Same thing with Rambo, Rocky Balboa and others I can’t think of right now. There is a history behind these films, and the contents of the films are building on this history, but in naming and marketing the thing, that history is more or less ignored.
Same thing with many of the remakes that have come in the last couple of years. The Texas Chainsaw Massacre, The Departed, The Ring, Dark Water, Pulse, Dawn of the Dead and lots of others. Remakes of things that came from far away in time and/or space (counted from Hollywood, of course).
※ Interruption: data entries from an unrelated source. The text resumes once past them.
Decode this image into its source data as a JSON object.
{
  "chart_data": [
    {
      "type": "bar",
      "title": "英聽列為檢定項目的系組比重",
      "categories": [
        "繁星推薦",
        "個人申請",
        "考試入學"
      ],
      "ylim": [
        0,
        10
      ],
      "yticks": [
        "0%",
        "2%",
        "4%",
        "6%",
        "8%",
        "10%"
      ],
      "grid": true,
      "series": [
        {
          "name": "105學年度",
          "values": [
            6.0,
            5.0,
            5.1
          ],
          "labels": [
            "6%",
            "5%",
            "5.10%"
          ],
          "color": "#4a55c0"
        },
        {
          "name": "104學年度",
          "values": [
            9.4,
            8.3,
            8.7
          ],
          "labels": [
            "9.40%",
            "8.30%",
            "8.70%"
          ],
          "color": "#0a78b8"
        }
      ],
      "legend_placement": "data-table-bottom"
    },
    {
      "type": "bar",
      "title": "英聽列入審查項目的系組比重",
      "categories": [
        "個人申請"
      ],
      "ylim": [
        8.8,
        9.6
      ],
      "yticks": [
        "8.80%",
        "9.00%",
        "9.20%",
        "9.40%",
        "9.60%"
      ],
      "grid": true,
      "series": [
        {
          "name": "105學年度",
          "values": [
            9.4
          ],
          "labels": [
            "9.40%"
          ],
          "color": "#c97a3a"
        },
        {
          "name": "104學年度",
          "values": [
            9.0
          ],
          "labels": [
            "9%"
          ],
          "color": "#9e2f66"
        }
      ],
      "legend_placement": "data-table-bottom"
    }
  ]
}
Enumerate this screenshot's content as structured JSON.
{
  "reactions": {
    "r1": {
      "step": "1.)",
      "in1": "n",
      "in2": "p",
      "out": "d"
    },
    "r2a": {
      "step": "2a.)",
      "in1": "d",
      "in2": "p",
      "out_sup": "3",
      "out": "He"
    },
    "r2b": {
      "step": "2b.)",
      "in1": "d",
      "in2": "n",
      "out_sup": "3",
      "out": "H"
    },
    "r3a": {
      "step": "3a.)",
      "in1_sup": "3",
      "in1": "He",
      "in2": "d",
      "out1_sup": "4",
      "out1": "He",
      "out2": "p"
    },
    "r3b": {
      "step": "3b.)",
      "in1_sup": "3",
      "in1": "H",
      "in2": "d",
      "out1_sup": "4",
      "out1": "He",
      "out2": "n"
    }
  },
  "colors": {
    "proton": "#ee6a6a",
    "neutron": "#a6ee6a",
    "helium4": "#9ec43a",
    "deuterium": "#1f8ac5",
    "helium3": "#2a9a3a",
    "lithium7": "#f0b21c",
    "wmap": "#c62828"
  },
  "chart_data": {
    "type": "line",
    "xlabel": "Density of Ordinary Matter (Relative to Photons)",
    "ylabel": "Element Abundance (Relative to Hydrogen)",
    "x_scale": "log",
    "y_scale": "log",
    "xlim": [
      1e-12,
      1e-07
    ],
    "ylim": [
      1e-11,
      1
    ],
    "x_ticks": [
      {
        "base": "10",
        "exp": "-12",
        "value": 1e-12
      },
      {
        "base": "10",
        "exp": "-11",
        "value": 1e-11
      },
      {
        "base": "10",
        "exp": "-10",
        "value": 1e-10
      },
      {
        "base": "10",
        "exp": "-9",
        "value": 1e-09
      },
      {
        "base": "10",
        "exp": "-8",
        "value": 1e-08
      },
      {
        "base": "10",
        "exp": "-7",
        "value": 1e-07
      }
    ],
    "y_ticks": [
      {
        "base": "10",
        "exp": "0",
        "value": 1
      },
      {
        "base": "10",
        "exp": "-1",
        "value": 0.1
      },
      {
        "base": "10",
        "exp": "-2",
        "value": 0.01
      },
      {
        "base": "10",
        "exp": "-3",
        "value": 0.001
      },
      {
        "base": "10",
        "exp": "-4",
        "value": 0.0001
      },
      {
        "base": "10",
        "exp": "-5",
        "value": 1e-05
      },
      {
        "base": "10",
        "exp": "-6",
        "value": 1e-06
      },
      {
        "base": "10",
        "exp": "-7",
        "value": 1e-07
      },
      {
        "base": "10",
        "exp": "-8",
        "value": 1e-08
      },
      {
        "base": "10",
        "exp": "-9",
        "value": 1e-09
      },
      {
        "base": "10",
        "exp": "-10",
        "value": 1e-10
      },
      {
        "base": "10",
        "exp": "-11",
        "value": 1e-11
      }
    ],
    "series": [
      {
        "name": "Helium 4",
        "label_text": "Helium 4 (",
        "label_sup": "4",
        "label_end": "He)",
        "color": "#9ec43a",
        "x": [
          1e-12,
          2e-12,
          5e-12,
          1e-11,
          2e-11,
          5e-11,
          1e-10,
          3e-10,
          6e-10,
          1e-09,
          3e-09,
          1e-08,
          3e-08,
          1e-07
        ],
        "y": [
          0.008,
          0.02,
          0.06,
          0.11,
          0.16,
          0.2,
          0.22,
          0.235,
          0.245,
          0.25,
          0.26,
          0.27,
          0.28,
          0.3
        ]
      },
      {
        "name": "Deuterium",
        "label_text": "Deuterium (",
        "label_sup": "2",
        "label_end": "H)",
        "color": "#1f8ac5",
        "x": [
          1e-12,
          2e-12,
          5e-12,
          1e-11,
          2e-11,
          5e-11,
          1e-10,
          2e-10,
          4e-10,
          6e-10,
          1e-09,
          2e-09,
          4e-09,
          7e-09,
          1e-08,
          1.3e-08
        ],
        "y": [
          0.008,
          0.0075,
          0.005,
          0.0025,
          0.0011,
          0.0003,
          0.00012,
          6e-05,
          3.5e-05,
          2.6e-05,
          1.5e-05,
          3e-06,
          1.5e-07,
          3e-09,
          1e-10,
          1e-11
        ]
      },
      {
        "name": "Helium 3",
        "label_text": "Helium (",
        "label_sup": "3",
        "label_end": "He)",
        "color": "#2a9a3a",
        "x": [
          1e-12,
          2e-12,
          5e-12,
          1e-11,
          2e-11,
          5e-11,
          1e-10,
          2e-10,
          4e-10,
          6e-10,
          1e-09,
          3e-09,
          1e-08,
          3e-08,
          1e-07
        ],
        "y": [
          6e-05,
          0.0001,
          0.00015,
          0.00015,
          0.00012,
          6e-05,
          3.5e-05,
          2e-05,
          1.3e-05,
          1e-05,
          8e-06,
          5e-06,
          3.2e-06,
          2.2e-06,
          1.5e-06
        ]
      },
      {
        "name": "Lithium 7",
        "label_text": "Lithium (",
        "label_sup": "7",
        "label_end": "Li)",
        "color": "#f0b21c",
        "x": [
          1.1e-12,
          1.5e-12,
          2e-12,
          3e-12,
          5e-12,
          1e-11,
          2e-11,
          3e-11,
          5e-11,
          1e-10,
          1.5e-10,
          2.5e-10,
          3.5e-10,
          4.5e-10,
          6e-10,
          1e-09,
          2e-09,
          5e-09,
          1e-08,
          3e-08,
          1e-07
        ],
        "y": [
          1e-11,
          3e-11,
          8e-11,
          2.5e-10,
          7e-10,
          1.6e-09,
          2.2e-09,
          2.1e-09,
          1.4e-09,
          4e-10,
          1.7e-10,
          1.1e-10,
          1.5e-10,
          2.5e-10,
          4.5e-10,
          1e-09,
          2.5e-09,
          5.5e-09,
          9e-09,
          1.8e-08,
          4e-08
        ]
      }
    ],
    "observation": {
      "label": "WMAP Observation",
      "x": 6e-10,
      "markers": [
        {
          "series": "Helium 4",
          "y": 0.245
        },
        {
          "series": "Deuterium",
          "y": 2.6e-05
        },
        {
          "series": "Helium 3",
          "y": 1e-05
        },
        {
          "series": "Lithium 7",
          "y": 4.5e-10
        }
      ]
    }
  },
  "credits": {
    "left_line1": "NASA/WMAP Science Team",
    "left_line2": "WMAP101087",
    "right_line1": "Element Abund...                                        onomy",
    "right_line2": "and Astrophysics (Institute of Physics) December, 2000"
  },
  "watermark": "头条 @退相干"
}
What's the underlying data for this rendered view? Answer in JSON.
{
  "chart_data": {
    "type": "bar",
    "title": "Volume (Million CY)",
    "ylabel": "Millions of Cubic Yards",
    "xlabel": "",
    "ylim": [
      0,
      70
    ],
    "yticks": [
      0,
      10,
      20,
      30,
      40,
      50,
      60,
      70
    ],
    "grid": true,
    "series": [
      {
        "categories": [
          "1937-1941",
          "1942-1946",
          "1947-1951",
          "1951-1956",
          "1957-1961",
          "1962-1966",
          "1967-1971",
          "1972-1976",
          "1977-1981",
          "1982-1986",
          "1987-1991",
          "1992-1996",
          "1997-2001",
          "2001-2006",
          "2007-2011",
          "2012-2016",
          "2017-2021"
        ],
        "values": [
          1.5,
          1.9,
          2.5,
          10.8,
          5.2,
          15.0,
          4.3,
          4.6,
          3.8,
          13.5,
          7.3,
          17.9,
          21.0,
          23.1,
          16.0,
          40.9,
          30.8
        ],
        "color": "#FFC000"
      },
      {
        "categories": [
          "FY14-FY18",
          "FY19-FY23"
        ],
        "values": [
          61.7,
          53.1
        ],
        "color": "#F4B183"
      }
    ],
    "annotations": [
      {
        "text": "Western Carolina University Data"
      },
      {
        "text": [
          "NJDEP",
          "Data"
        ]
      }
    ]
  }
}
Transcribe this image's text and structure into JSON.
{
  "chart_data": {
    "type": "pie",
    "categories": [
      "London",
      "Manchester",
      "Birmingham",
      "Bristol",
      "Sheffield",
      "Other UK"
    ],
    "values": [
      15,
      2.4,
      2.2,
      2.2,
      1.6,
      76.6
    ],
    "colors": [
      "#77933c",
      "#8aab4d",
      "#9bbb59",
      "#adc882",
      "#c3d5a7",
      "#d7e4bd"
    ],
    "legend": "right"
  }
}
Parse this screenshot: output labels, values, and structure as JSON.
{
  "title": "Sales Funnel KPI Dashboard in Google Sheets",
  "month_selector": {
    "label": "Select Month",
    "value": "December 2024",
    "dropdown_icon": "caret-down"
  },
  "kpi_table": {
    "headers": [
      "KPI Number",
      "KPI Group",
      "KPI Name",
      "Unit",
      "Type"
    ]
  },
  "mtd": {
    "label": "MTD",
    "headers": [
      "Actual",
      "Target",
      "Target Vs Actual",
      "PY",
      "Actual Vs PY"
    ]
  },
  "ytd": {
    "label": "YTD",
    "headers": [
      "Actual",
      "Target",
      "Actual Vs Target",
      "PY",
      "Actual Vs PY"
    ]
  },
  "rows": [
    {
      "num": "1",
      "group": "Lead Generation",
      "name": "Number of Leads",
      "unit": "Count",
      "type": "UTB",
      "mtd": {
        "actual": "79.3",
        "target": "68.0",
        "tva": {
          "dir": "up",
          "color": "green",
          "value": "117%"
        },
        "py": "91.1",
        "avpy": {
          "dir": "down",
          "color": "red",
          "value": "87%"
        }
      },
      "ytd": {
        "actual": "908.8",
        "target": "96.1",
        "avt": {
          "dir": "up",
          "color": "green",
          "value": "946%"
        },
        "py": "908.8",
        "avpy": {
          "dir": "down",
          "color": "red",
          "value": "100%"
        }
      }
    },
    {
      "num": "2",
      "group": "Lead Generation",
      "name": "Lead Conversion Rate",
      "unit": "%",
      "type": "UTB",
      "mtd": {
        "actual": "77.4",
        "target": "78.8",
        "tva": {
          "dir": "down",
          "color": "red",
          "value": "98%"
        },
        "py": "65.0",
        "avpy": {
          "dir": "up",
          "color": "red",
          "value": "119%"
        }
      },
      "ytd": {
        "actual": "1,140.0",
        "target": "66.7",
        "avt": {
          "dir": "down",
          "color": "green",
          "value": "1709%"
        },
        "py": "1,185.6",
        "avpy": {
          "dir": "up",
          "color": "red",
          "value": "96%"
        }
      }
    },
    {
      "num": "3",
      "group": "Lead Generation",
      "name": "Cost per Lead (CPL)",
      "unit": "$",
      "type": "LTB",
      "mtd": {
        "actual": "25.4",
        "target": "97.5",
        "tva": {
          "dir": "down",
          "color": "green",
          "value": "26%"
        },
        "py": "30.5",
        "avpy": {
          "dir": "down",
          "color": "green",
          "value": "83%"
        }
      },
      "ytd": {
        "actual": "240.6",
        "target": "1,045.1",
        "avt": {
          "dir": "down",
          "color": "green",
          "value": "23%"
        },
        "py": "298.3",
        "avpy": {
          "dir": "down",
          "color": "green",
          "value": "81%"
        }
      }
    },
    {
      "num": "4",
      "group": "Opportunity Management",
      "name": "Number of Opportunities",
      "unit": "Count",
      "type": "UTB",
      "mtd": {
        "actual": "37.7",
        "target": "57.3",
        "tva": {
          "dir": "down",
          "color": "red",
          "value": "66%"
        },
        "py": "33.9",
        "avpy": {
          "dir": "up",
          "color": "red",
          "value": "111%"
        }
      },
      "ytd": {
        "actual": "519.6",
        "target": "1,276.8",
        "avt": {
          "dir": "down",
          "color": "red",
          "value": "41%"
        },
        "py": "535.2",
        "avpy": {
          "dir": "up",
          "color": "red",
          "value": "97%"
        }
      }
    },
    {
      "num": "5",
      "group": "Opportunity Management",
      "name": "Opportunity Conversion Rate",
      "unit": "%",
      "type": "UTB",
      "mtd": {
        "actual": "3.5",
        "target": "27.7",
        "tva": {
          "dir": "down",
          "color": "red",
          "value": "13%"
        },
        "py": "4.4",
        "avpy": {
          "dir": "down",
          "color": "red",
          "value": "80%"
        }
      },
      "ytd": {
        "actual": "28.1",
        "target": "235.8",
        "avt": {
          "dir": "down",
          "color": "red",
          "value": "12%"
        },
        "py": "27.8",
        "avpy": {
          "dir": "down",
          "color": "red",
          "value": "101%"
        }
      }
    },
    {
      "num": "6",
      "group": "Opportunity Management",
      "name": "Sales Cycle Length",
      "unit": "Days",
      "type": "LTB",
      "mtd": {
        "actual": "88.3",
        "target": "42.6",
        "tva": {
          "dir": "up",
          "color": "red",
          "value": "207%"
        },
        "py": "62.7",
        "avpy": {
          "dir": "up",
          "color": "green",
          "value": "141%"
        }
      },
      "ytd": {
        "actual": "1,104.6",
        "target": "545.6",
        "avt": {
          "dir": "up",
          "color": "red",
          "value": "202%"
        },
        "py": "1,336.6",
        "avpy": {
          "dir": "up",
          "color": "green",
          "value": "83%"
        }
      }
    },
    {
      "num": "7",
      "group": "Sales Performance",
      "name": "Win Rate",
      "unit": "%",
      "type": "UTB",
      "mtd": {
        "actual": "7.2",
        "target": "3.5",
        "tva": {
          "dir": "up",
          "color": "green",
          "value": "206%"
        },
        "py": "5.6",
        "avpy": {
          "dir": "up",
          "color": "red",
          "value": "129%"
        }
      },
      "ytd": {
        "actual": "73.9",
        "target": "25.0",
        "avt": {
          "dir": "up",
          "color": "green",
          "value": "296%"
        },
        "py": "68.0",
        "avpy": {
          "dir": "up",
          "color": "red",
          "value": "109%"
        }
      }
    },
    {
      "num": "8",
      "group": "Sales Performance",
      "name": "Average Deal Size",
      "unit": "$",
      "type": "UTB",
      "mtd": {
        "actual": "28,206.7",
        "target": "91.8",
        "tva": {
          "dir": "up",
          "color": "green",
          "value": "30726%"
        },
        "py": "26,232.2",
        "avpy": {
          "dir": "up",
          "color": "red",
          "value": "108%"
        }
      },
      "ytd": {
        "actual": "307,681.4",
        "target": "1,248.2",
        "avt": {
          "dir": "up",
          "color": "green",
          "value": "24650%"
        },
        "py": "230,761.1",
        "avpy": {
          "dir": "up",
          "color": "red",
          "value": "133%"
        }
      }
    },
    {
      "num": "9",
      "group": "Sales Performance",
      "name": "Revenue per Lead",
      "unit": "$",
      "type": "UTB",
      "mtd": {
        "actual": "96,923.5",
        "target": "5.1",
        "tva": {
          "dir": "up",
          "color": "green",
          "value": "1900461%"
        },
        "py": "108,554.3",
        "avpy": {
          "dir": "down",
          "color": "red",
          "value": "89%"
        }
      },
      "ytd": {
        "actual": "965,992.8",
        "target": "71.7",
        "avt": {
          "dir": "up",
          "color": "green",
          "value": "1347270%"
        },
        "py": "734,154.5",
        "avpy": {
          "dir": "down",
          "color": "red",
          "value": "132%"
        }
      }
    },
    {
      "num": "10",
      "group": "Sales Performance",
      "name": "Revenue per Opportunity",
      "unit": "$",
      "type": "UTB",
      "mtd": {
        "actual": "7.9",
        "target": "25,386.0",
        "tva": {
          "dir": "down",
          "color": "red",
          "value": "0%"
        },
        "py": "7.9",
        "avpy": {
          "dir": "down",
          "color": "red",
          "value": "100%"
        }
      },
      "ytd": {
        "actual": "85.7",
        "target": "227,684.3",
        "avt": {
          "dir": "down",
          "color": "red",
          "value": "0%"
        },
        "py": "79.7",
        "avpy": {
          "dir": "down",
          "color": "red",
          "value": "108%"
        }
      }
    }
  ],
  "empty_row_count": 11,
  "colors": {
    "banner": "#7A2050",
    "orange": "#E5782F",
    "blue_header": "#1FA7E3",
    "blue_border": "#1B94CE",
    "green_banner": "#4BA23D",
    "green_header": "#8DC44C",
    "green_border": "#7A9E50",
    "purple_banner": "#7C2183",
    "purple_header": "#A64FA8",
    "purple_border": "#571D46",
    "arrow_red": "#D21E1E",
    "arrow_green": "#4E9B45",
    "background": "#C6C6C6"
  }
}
Of coursem you might not want to admit that the film you just made is a rermake, because it takes away some artistic merit from it. And there is some logic in making things sound new because of how the media works. News sell, even if they aren’t really news. So it’s understandable in a short-sighted capitalist perspective, but in the long run and a larger perspective, I’m wondering where it will lead (expecially if we see this trend in films and media as a sign of a cultural phenomenon in all of society)…
not tenth, eleventh! (ledsen att vara besserwisser, men kunde inte låta bli..)
Uhm. Heh. The tenth wasn’t very memorable, was it?